La Confédération des États du Sahel (AES) vient de franchir un cap stratégique dans la consolidation de ses institutions communes. Réunie mardi à Bamako, capitale malienne et siège de la Confédération, l’organisation a procédé simultanément au lancement officiel de sa chaîne de télévision, AES TV, et à l’inauguration de la Banque Confédérale d’Investissement et de Développement (BCID-AES). Deux initiatives majeures qui traduisent la volonté affirmée des États membres de bâtir une souveraineté informationnelle, économique et politique durable.
La cérémonie s’est déroulée en présence des trois chefs d’État de l’AES : le général d’armée Assimi Goïta pour le Mali, le général d’armée Abdourahamane Tiani pour le Niger et le capitaine Ibrahim Traoré pour le Burkina Faso. Ces inaugurations sont intervenues en marge du 2ᵉ Collège des Chefs d’État de la Confédération, donnant une portée politique forte à ces annonces, au cœur d’un contexte régional marqué par de profondes mutations géopolitiques.
Avec AES TV, la Confédération se dote d’un outil médiatique commun destiné à porter sa voix, à diffuser sa vision stratégique et à rendre compte de ses actions et positions officielles. Dans un environnement sahélien caractérisé par une intense bataille de l’information, la chaîne ambitionne de devenir un vecteur central de communication institutionnelle et de narration confédérale. Elle vient compléter l’écosystème médiatique déjà amorcé par l’AES, notamment avec la radio Daandè Liptako, basée à Ouagadougou, renforçant ainsi la présence médiatique de l’organisation à l’échelle régionale.
Sur le plan économique et financier, l’inauguration de la BCID-AES constitue une avancée tout aussi déterminante. Dotée d’un capital initial de 500 milliards de francs CFA, soit environ 900 millions de dollars, la banque confédérale aura pour mission principale le financement des infrastructures structurantes et des projets stratégiques dans les trois pays membres. Elle incarne la volonté des dirigeants sahéliens de réduire la dépendance aux financements extérieurs et de renforcer leur autonomie dans la conduite des politiques de développement.

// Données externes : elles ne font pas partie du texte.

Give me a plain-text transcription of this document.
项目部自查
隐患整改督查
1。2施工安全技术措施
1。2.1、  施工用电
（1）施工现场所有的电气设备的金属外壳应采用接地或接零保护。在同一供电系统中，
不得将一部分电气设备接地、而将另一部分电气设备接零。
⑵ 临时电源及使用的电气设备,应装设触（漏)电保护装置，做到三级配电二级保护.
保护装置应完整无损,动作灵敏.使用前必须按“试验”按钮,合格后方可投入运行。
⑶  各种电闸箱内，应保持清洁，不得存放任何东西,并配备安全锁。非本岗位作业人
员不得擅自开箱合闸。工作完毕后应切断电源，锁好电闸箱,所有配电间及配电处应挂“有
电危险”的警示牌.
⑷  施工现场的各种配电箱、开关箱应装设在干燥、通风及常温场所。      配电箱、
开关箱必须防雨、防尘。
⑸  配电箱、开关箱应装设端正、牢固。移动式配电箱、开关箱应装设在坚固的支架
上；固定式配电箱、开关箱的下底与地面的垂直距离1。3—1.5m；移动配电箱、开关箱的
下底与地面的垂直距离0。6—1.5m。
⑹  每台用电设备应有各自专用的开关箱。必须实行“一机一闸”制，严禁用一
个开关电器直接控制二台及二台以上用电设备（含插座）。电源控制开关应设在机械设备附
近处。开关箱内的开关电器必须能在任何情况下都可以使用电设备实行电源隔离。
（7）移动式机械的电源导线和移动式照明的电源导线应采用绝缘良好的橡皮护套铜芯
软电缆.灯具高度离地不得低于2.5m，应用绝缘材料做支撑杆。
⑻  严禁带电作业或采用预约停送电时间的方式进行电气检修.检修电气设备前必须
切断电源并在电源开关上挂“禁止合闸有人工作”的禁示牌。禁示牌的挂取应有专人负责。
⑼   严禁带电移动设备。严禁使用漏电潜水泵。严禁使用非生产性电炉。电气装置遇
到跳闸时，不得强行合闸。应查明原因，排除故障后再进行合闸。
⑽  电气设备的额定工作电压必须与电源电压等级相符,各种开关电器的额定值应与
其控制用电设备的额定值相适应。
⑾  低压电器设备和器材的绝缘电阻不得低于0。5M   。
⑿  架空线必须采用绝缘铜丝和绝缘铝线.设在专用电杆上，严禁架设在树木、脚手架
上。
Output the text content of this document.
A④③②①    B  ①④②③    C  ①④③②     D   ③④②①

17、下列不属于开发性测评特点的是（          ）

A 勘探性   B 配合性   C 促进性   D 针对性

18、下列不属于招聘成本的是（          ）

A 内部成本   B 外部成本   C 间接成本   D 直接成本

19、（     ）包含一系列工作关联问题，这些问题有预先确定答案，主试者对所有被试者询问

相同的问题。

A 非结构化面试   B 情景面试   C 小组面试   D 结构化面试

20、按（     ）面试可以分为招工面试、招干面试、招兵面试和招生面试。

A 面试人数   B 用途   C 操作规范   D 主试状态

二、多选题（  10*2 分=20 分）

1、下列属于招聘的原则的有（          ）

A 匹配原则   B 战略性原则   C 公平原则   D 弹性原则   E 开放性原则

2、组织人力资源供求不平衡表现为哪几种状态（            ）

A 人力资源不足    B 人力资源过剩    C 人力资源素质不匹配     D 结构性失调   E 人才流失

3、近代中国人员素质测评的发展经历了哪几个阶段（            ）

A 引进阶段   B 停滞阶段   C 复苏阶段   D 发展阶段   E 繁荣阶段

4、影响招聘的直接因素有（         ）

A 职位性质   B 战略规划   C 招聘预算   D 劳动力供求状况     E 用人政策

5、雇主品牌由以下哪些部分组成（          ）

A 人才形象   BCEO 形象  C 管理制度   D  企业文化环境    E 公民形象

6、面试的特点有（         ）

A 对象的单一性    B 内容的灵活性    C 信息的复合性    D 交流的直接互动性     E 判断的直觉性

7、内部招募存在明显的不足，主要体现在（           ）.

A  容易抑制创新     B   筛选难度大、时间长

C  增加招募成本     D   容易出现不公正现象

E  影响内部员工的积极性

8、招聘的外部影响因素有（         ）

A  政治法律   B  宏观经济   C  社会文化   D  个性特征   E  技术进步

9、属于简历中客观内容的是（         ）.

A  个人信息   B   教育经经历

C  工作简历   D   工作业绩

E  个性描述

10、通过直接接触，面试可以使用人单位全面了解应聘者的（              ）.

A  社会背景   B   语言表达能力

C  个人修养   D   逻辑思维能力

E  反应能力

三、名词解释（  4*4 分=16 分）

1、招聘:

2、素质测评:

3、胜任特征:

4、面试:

À travers la mise en place de ces deux institutions, la Confédération des États du Sahel affirme une ligne politique claire : celle d’une intégration fondée sur des outils propres, capables de soutenir une souveraineté partagée et assumée. Médias, finances et gouvernance apparaissent désormais comme des piliers centraux de la stratégie confédérale, au service des États membres et de leurs populations.
Ces initiatives marquent ainsi une nouvelle étape dans la structuration de l’AES, qui entend s’imposer progressivement comme un espace politique cohérent, maître de ses choix, de son discours et de son développement.